Moroni’s impression was “[s]tatus post left bimalleolar ORIF without evidence of
fracture or hardware complication.”); and Tr. 374 (on presentment to the Stanton Road
Clinic on December 3, 2012, physical examination revealed 5/5 strength, tenderness to
palpation along the lateral incision in and around the area of the plate but no pain on
“the medial aspect of where the tension band is in place[;]” plaintiff was placed in a
walking cast for three weeks “to allow for a calming down of the soft tissue, as it
appears that it could be a sprain[]” and it was noted that if the pain continued hardware
removal on an outpatient basis would be considered).) Finally, nothing about the justreferenced medical evidence of record—including Dr. Pita’s own clinic notes—support
the CAP findings; instead, the undersigned agrees with the ALJ’s suggestion that these
findings were “driven” by plaintiff’s subjective complaints,9 and, therefore, these
“findings/opinions” were properly rejected. Cf. Crawford, supra, 363 F.3d at 1159
(upholding ALJ’s rejection of treating physician’s opinion, in part, because it
“appear[ed] to be based primarily on [claimant]’s subjective complaints of pain”).
9
The Court would be remiss in failing to note that plaintiff does not contest the
ALJ’s credibility finding.
15
Accordingly, the Court finds the ALJ’s articulated reasons for giving no weight to the
October 5, 2012 PCE and CAP findings supported by substantial evidence.
In light of the foregoing, and because plaintiff raises no other issues, the
Commissioner’s fifth-step determination is due to be affirmed. See, e.g., Owens v.

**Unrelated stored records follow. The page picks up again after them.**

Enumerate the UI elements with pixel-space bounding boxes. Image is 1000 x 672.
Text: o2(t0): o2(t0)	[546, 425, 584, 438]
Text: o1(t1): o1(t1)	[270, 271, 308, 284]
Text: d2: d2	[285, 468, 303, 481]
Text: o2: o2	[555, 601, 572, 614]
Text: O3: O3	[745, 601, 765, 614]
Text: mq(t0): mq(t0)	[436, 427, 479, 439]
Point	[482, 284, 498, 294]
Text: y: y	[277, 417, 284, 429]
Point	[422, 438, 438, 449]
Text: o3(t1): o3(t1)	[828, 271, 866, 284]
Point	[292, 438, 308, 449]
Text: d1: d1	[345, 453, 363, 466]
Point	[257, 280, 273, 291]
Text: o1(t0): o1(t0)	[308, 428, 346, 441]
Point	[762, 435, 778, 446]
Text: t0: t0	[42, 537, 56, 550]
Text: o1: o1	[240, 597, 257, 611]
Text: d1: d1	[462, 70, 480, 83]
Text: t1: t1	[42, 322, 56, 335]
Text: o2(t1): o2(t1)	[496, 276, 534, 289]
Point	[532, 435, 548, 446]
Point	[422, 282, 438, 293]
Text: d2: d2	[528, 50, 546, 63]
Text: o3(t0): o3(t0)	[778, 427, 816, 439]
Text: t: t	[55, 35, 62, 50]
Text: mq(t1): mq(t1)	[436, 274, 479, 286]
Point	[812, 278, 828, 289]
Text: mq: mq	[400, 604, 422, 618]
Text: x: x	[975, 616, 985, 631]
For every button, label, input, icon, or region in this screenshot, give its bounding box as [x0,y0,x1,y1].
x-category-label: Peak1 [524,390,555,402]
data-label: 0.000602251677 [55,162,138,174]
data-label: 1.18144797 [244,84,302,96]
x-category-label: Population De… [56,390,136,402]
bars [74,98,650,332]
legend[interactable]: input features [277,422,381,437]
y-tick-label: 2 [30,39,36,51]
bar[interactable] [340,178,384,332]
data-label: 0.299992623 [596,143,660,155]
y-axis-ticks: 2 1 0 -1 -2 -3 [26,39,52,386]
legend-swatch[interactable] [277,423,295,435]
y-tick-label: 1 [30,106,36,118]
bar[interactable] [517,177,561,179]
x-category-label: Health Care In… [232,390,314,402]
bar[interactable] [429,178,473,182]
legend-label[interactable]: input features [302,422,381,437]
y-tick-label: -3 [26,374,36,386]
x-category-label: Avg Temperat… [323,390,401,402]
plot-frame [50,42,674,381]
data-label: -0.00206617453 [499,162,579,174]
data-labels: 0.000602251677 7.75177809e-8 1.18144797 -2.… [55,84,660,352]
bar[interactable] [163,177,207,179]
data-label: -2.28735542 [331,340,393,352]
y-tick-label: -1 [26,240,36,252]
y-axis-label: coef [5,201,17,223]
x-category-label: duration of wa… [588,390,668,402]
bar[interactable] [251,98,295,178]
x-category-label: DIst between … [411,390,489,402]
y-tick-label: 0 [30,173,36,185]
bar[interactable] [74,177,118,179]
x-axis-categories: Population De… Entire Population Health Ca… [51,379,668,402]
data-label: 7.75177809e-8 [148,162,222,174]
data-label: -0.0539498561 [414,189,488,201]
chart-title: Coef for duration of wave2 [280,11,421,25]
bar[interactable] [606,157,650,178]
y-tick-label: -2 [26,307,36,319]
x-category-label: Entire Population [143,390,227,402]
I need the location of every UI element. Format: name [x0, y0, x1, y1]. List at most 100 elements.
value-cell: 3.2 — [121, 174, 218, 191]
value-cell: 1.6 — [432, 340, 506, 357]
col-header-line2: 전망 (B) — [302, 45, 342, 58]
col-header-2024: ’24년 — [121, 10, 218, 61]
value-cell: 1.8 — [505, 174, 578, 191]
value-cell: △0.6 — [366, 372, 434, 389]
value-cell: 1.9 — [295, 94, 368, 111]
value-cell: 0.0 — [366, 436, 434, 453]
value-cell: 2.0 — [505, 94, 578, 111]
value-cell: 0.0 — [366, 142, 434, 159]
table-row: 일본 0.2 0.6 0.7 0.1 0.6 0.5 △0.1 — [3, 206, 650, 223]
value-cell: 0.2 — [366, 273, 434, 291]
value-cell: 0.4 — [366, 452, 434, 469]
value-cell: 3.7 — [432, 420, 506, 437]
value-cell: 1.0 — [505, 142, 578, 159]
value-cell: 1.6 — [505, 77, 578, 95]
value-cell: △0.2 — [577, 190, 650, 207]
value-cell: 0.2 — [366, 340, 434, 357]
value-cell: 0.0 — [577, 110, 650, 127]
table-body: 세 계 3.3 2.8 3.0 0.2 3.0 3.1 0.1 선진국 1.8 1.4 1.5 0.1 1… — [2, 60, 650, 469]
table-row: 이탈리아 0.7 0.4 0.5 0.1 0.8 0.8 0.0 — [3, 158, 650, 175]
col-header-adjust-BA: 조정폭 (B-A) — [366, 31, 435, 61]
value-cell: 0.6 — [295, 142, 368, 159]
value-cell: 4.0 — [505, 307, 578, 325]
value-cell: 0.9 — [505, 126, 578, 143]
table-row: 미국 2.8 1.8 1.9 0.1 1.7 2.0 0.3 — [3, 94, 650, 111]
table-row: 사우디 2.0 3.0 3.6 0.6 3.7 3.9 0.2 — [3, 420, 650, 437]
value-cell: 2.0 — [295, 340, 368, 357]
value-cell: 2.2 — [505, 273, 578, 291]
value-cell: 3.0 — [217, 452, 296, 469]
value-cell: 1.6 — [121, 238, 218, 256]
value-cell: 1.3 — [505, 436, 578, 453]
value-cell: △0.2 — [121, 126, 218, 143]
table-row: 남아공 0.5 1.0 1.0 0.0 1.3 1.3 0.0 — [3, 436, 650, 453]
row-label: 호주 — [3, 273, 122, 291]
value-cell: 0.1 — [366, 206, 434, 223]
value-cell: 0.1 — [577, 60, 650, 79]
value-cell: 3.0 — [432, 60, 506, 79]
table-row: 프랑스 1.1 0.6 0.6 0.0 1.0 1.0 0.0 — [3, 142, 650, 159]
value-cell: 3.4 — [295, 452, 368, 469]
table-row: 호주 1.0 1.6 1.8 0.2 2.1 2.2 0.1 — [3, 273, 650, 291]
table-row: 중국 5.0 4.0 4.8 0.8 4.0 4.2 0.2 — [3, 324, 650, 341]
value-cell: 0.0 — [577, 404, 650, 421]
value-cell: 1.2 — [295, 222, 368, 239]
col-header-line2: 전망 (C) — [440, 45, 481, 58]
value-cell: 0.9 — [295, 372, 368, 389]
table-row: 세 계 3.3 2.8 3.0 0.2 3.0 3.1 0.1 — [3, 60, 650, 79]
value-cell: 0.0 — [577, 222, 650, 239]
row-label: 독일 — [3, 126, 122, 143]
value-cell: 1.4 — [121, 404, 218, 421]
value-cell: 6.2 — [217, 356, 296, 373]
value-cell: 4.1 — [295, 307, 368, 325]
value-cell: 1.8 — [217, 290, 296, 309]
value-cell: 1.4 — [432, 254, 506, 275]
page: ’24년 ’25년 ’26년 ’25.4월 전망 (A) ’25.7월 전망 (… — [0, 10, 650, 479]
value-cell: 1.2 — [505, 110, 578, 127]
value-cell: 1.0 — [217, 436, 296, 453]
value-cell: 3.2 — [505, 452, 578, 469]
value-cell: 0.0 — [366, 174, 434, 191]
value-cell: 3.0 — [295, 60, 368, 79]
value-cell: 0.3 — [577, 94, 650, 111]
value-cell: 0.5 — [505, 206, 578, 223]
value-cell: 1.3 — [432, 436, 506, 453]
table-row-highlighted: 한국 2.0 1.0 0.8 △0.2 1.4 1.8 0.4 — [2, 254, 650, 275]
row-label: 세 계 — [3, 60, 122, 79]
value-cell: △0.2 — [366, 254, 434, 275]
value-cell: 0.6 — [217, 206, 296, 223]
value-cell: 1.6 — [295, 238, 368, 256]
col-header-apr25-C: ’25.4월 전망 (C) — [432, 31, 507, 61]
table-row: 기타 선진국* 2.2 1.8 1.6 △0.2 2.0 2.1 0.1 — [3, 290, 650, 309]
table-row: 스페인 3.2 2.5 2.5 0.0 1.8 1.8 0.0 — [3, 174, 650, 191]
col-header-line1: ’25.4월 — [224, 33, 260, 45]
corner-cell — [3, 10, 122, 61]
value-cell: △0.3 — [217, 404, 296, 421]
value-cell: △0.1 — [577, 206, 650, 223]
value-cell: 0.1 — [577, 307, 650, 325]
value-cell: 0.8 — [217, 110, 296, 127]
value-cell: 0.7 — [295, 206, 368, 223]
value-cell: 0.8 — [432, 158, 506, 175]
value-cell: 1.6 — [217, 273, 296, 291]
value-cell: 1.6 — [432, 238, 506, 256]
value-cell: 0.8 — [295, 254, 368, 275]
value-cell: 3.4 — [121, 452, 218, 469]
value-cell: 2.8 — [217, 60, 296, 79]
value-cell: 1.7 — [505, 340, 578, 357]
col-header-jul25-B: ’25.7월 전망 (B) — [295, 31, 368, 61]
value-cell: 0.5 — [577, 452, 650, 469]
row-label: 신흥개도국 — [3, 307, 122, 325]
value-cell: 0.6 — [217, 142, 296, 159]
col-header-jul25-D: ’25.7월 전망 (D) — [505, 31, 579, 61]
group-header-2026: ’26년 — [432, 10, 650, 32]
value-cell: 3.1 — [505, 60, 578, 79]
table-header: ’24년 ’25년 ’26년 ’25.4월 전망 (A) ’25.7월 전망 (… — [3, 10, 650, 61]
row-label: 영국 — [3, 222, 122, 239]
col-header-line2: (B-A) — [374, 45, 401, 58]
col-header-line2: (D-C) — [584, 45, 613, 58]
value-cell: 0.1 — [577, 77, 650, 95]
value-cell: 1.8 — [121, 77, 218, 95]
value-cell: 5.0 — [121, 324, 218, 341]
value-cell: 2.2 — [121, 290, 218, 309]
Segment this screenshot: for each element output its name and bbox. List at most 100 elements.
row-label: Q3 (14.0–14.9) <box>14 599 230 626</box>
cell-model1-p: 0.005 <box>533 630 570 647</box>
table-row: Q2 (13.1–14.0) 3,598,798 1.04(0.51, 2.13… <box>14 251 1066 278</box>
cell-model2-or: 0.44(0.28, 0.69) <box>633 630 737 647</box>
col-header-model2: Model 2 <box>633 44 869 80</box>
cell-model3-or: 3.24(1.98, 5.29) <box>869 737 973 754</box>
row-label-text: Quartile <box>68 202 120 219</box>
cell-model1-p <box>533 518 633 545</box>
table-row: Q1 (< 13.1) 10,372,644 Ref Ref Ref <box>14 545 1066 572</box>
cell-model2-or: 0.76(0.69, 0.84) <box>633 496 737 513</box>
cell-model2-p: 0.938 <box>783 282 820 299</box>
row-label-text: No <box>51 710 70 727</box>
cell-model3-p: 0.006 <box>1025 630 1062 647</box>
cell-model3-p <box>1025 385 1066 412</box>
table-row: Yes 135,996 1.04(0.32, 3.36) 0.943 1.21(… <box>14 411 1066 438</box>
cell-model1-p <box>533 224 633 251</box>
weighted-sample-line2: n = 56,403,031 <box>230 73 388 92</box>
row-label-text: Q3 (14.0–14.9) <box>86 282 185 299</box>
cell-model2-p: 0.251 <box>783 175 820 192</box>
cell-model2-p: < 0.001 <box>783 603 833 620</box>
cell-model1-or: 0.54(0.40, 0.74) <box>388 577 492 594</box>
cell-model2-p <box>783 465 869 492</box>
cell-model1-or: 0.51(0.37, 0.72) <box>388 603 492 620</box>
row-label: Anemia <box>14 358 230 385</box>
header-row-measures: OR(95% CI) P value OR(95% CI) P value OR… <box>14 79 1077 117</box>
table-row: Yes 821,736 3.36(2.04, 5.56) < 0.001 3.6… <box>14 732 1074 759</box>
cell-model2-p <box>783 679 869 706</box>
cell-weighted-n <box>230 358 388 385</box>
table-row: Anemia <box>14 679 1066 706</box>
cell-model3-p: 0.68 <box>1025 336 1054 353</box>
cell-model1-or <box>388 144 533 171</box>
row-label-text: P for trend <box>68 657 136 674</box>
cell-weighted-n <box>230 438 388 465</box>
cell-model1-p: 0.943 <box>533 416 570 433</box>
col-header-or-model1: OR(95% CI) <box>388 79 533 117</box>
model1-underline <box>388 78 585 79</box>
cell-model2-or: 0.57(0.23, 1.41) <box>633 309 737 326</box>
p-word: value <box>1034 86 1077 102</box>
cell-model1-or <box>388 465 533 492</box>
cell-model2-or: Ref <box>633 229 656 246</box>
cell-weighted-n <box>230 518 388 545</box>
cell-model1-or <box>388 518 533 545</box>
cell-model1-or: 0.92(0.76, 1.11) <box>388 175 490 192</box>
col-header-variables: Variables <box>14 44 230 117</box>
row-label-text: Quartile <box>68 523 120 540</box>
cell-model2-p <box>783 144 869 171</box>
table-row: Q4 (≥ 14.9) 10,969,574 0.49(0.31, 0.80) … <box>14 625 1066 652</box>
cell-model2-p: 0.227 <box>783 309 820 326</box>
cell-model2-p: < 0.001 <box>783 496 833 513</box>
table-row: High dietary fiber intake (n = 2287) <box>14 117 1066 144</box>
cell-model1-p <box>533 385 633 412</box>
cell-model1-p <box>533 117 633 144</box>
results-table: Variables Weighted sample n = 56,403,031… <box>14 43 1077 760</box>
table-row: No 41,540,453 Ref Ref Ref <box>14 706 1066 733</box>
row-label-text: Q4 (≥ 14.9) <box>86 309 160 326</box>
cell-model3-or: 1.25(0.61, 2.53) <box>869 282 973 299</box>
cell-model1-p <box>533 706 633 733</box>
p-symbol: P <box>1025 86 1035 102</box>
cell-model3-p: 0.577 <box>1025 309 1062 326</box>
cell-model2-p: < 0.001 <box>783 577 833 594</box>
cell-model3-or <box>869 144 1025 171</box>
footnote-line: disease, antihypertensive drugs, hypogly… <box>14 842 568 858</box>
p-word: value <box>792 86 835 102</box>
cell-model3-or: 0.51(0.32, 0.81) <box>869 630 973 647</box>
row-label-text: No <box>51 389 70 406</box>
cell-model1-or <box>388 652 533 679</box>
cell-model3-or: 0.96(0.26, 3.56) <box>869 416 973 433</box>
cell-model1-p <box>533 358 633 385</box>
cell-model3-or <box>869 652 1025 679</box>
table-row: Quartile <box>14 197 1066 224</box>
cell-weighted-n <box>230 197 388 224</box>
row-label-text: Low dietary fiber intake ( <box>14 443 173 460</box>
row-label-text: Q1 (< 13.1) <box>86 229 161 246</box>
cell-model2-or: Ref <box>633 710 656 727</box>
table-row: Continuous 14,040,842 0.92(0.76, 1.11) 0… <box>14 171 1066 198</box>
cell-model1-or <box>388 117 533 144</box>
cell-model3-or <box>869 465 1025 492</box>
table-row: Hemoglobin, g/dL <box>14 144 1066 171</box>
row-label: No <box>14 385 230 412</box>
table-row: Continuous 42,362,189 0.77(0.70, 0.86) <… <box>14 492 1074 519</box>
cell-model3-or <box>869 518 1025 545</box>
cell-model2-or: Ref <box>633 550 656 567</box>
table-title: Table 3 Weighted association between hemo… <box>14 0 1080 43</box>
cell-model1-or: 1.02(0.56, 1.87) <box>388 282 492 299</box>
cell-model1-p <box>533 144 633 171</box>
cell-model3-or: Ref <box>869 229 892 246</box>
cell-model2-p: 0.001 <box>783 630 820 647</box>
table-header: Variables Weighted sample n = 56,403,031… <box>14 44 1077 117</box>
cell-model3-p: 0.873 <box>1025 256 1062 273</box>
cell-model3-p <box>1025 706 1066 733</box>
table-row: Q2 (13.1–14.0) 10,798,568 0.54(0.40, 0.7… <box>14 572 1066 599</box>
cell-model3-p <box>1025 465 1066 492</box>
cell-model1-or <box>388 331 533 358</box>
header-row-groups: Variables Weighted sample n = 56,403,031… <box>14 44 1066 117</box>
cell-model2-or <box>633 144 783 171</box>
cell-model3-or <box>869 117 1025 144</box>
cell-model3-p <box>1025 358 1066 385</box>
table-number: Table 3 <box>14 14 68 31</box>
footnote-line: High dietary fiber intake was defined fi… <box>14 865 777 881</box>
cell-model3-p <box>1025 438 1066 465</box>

Commissioner of Social Sec., 508 Fed.Appx. 881, 883 (11th Cir. Jan. 28, 2013) (“The final
step asks whether there are significant numbers of jobs in the national economy that the
claimant can perform, given h[er] RFC, age, education, and work experience. The
Commissioner bears the burden at step five to show the existence of such jobs . . . [and
one] avenue[] by which the ALJ may determine [that] a claimant has the ability to adjust
to other work in the national economy . . . [is] by the use of a VE[.]”(internal citations
omitted)); Land v. Commissioner of Social Sec., 494 Fed.Appx. 47, 50 (11th Cir. Oct. 26,
2012) (“At step five . . . ‘the burden shifts to the Commissioner to show the existence of
other jobs in the national economy which, given the claimant’s impairments, the
claimant can perform.’ The ALJ may rely solely on the testimony of a VE to meet this
burden.” (internal citations omitted)).
CONCLUSION
In light of the foregoing, it is ORDERED that the decision of the Commissioner
of Social Security denying plaintiff benefits be affirmed.
DONE and ORDERED this the 26th day of April, 2016.